Gesundheitsämter: So viele Ärzte fehlen den Berliner Bezirken

Mediziner in Berlin arbeiten lieber in der Klinik als im Gesundheitsamt. Dort fehlen sie nun für Hygienekontrollen, Vorsorge und Untersuchungen.

In Berlin spitzt sich der Personalmangel in den Gesundheitsämtern zu – vor den Wintermonaten sind fast 80 von circa 350 Arztstellen im öffentlichen Dienst unbesetzt. Das geht aus einer Antwort von Gesundheitsstaatssekretär Boris Velter (SPD) auf eine Anfrage von Catherina Pieroth (Grüne) hervor, die dem Tagesspiegel vorliegt.

Vor einem Jahr waren in diesen Bereichen 45 Arztstellen unbesetzt. Zudem wird deutlich, dass in den kommenden fünf Jahren weitere 50 Ärzte aus den Ämtern ausscheiden werden. Während immer mehr Mediziner in Rente gehen, finden die Bezirksämter aber kaum Bewerber.

Insbesondere Psychiater, Hygiene- und Kinderärzte werden gesucht – und zwar oft in jenen Vierteln, in denen funktionierende Ämter am ehesten gebraucht würden. Wer niederschwellige Hilfe im Alltag – bei Prävention, Erziehung, Versorgung – braucht, muss oft entweder warten oder in andere Kieze ausweichen.

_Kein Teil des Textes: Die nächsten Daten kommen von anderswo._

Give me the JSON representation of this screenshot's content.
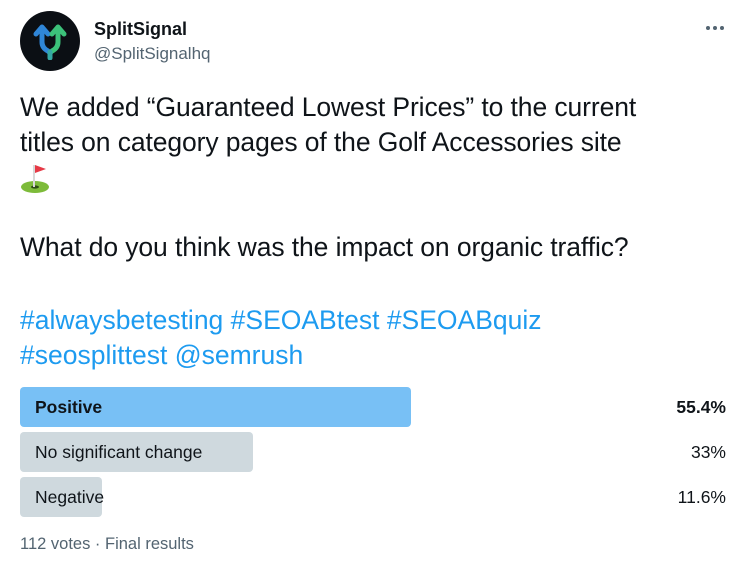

Neben der Behandlung von Unversicherten, Obdachlosen und Flüchtlingen werden die Ärzte in den Ämtern bei Hygienekontrollen in Schulen, Märkten, Kitas, Heimen und Kliniken gebraucht. Dazu kommen Reihenuntersuchungen und Impfungen von Kindern.

So viele Ärzte werden pro Bezirksamt gesucht.
So viele Ärzte werden pro Bezirksamt gesucht.

© Tsp

„Wir können es uns nicht länger leisten, dass bedeutende Fachbereiche wie die Gesundheitsförderung bei Kindern krass unterbesetzt sind“, sagte Pieroth, die Grünen-Gesundheitsexpertin im Abgeordnetenhaus. „Was im Kindesalter an Gesundheitsschäden oder Erkrankungen erworben wird, schadet ein Leben lang.“

Unter Medizinern gilt die Arbeit im Amt offenbar als weniger attraktiv als in der Klinik. Ein Facharzt mit mehrjähriger Berufserfahrung erhält in einem Bezirksamt im Monat im Schnitt rund 1000 Euro weniger als ein ranggleicher Arzt in der Klinik.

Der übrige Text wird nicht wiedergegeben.